1
$\begingroup$

I have this problem where I have a set of data. Each data point has two values:

Value1: Birthday Value2: Height 

Now, the problem I am faced with involves finding the optimal groupings of data points to minimize the percent variance of Birthdays and Heights in each group (there are other additional constraints that I won't go into here). Finding the percent variance of Height is very straight forward, but for Birthday, it is more complex.

To calculate the percent variance of Birthday, my strategy is to count the numbers after the date January 1st, 0 AD of each Birthday, calculate the average, and average the squared percent difference of each Birthday to get the percent variance. That's all well and good, but because the number of days after January 1st, 0 AD is so huge, the problem I'm having is that the percent variance is tiny compare to the percent variance in height.

My strategy is to use percent variance so I can normalize the variances in Birthday and Height so I can measure the quality of a grouping by comparing these variances, but because the Birthday percent variance is so small, it's hard to determine when a real improvement is made in groupings based on Birthday variance.
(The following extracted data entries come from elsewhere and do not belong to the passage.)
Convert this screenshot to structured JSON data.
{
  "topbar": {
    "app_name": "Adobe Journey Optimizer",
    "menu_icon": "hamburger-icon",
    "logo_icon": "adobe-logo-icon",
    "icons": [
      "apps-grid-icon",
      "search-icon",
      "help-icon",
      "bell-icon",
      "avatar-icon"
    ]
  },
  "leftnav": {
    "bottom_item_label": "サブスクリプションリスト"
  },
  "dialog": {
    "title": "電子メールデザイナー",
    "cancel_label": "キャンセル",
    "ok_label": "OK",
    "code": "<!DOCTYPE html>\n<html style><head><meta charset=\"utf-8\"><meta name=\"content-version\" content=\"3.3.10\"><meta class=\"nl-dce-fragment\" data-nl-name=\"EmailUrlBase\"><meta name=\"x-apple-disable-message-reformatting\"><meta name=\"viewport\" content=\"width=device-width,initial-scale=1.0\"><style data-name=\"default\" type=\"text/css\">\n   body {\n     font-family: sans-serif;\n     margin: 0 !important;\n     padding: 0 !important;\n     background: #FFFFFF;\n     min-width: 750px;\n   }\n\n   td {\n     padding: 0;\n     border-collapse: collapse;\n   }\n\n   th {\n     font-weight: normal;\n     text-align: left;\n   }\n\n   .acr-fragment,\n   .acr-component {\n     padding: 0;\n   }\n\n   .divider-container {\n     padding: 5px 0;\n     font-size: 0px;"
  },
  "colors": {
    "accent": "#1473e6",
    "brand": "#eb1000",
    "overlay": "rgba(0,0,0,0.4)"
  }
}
Are there any other ways I can calculate a percent variance for Birthday, so that it is more comparable to the variance in Height? Are there any strategies that I could use to help improve my results?

  • 0
    @Jay, in percentage terms, this still has the same problems as just measuring birthdays from the mean of the birthdays in a particular group.2011-06-30

1 Answers 1

1

What if you first scale all birthdays and heights so that they fall between 0 and 1? E.g., if all the heights are between, say, 60 inches and 75 inches, then replace each height $h$ with $(h-60)/15$?